I have had very little contact with graph theory in the time since I graduated. As an undergraduate I used Robin Wilson's Introduction to Graph Theory, and I am now using it as the basis of my course. I remember enjoying the book in my youth, and finding it approachable, but I don't remember finding the material as straightforward as it now seems. (My students aren't finding it entirely straightforward, either, but that may be my fault.)
Why is this? I don't think I'm a better mathematician than I was 35 years ago. In terms of solving exam questions, I would not perform as I did when I was twenty. Even with practice, I am sure I could not get back to that level, and not only because I no longer value that kind of cleverness enough to put the effort in. I now have a much better general understanding of mathematics and how it all fits together, but I no longer have the ability to master detail that I once did.

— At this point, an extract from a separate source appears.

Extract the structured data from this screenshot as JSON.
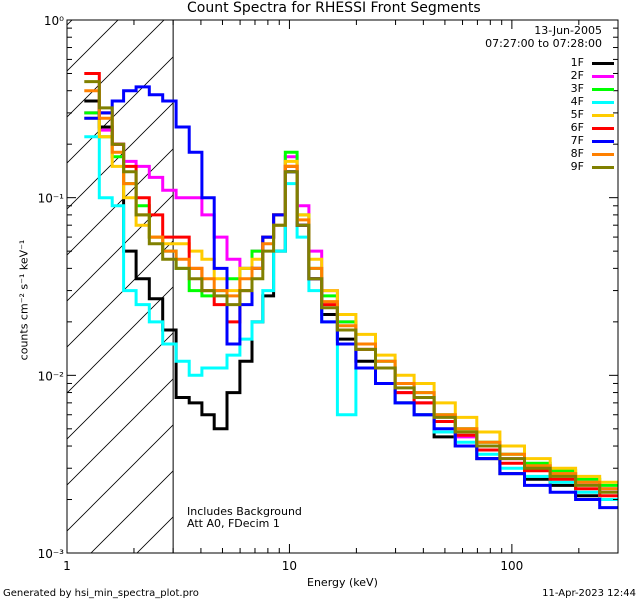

Perhaps Wilson's book (which has gone through four more editions since my undergraduate days) has improved, but, with all due respect to its distinguished author, I doubt if it has really changed sufficiently to make a difference. (Pure mathematics doesn't change much: theorems that are proved generally remain proved, the Four-Colour Theorem notwithstanding.)
Learning mathematics takes time, and it has always astonished me how much better I understand material when I go back to it, months or years later, than when I first studied it. As John von Neumann is said to have told a student who complained that they didn't understand a piece of mathematics, "You don't understand mathematics, laddie, you get used to it." Even if I haven't looked at Philip Hall's Marriage Theorem, for example, for 35 years, the proof seems much simpler to me now than it did when I was first immersed in the subject area.
Perhaps I am misremembering my difficulties as a student: perhaps I didn't find it as difficult as I now remember it. Certainly I had little understanding of how an area of mathematics fitted together: my learning at University consisted of reading strings of definitions and theorems, with little idea where it was all going, making sure I understood each result before going on to the next one, until, perhaps, in the last lecture of the course the lecturer would say something like "and so we have now classified all Lie algebras" and I would suddenly find out what the point of it all had been. I now feel that I would have been a much more effective mathematician if I had read more superficially, skipping proofs until I understood the context, but since got good marks as an undergraduate I had no incentive to adopt what I now feel would have been a much better strategy.
But I think it is the case with mathematics, much more than with many other disciplines, that time is essential to understanding. Things we struggle with become much simpler when we return to them months later. This is why modularisation of mathematics studies is so pernicious. Examining students in the same semester as they have learned an advanced mathematics topic is, I feel, grossly unfair. It forces our exams to be superficial and makes it impossible to test deep understanding. At least, although my graph theory course finishes in December, the exam is not till May. I suspect my students don't like that, but they are likely to do much better than if they faced the same exam immediately after the final lecture.